Driver: You are only saving financial resources IF the system, and ALL of the drivers WORK PERFECTLY. Otherwise, you will see an increase in wage cost, as you pay a human, to investigate, and to correct, either human driver error, a system communication error, or system input error, or perhaps all three. This method that likely will frustrate and anger older, safe veteran drivers to such a degree that they will simply quit. Thus allowing younger, less highway-experienced but technologically savvy drivers to be acquired, at a cheaper rate of pay.
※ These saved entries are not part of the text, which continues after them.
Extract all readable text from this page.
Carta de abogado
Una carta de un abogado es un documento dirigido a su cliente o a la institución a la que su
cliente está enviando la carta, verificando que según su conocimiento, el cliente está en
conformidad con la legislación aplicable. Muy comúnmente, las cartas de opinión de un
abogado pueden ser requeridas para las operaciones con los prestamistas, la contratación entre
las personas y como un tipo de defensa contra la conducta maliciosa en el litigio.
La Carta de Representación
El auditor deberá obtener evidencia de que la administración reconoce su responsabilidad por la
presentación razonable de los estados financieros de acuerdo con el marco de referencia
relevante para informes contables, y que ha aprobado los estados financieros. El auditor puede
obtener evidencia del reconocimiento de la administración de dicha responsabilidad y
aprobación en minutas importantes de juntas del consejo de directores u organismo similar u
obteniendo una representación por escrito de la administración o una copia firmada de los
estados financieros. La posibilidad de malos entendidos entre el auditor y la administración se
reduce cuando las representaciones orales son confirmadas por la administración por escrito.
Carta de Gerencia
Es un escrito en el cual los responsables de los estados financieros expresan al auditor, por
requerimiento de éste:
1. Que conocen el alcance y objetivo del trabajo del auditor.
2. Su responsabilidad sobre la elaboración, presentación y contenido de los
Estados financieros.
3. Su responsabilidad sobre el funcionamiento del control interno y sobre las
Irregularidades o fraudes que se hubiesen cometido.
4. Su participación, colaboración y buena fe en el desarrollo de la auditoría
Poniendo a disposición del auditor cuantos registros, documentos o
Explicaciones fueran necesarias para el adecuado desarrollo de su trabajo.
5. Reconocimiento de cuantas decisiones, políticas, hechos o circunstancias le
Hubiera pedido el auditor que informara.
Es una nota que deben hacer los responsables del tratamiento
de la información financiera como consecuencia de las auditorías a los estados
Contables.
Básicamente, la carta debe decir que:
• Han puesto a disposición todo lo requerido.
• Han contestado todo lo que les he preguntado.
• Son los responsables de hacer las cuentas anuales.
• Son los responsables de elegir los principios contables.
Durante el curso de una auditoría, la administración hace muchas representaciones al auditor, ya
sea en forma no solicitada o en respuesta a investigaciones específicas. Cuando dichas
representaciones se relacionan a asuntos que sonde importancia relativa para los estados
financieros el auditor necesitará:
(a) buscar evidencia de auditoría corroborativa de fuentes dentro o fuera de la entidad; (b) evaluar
Numerous concerns linger regarding the efficacy of both the CCS and the ACPS technology sprees, but the bigger question is: can local taxpayers afford the extant “drunken sailor” approach to Albemarle County and Charlottesville City school budgeting methodology?
The answer is obvious.
Contrary to Juandiego Wade’s lament, school board members always should have to make tough decisions; that’s part of the job and there should be no quarter for such occasional jeremiads. The comfortable cushion of rising assessments and the jurisdictions’ duplicitous intra-governmental tax-sharing agreements have combined to produce a bloated, reprobate government education establishment—one that immediately must be restrained and then redirected toward fiscal sustainability.